Farmer Focus: OSR drilling – early, late or in between?
The fact that harvest has carried on a week into September is unusual enough for us, but to still be making hay at the same time is a first as far as I can remember.
Mud and worm casts on the crops, which cause problems in the combine, is also a new experience.
Wishing for a normal year has long gone out of the window and perhaps normal now includes some kind of extreme, at least extreme in terms of our relatively benign climate.
See also: Low-carbon fertilisers put to test in Bedfordshire
In more positive moments, we sigh and say every year being different keeps it interesting, and certainly farming would be less interesting if there was only one way to grow a tonne of wheat.
We are now seeing subtle differences in approach with our new agronomist, despite new and old both being highly regarded and us only moving as the previous person moved.
The old saying that farmers change wives or husbands more often than they change agronomists is happily not true for me as I am now on my sixth advisor, so would probably have lost the whole farm in divorce proceedings if I had followed that statistic.
One point agronomists, agronomy companies, farmers and the farming press seem to differ on widely is the best time now to plant oilseed rape to avoid losses to flea beetle.
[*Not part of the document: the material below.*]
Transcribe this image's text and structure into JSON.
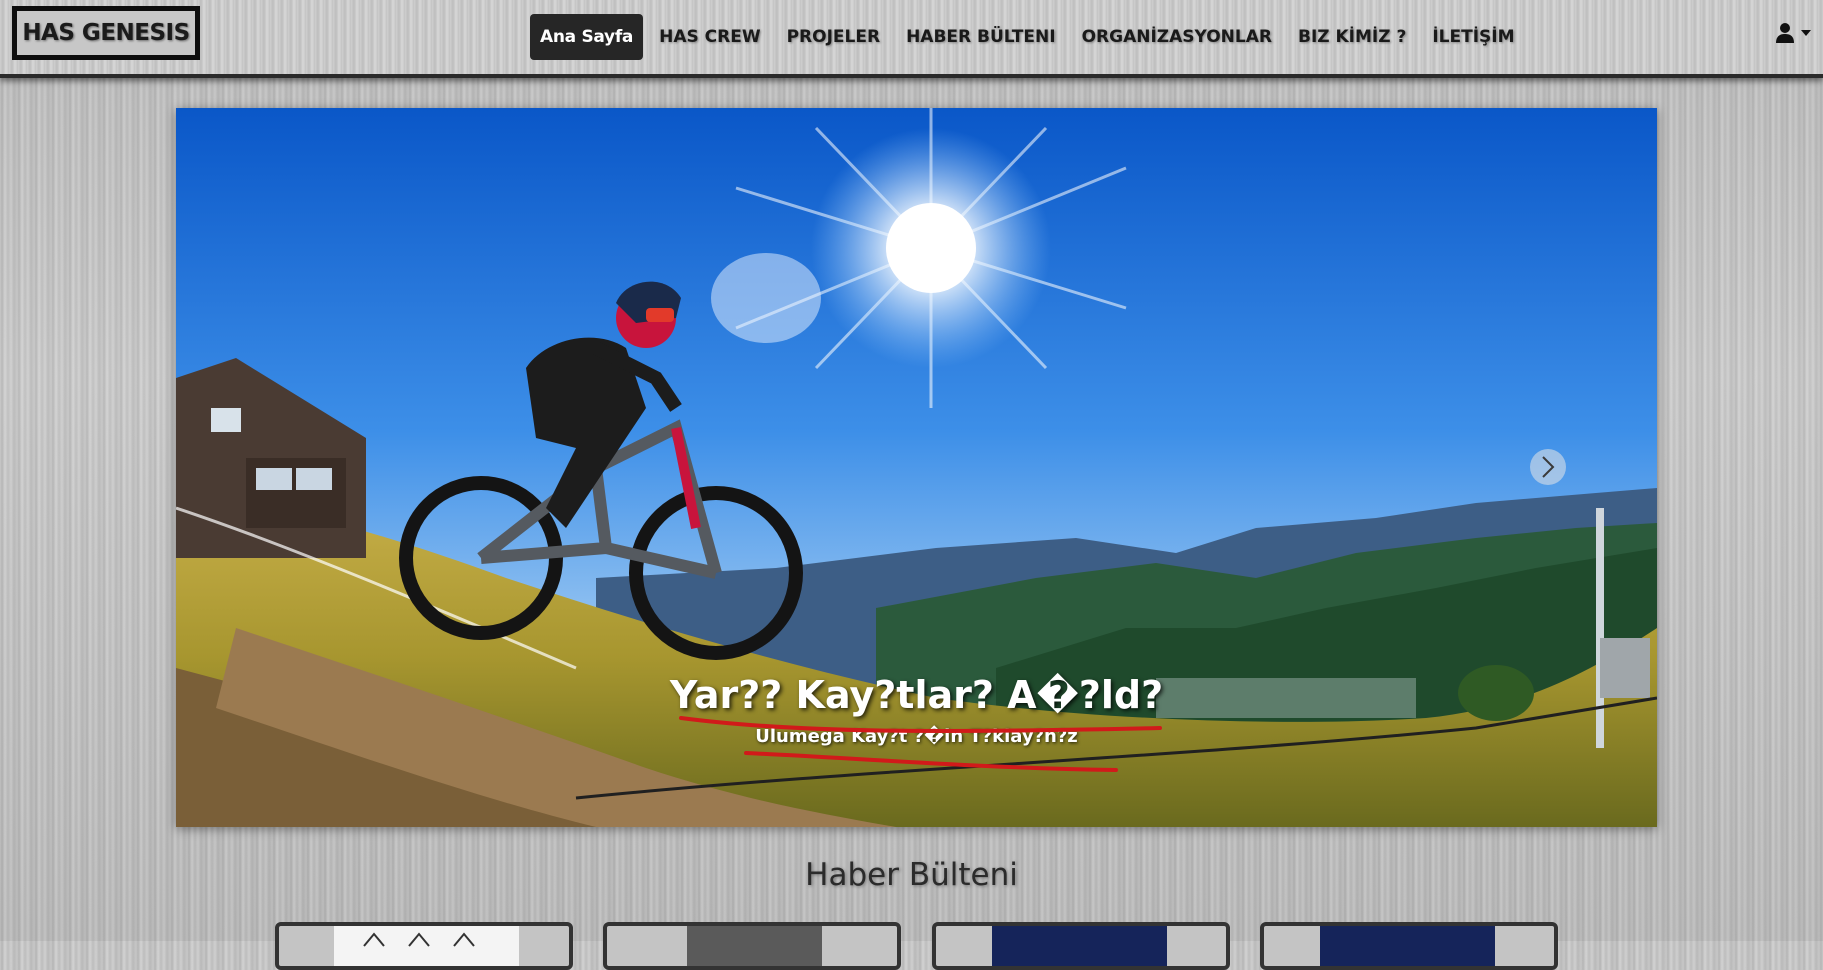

I think I have managed to narrow the advice down to either early or late, or somewhere in between, often with handy additions of “do it whenever you can”, and “we’ll only really know this time next year”.
Perhaps more due to the weather than any cunning planning, we will end up with some early August and some mid-September planted crops this year, so we’ll see how that works out.
Anecdotally, in our corner of the world the late-planted crops seemed to fare better this year, but perhaps we still have more flea beetle than other areas?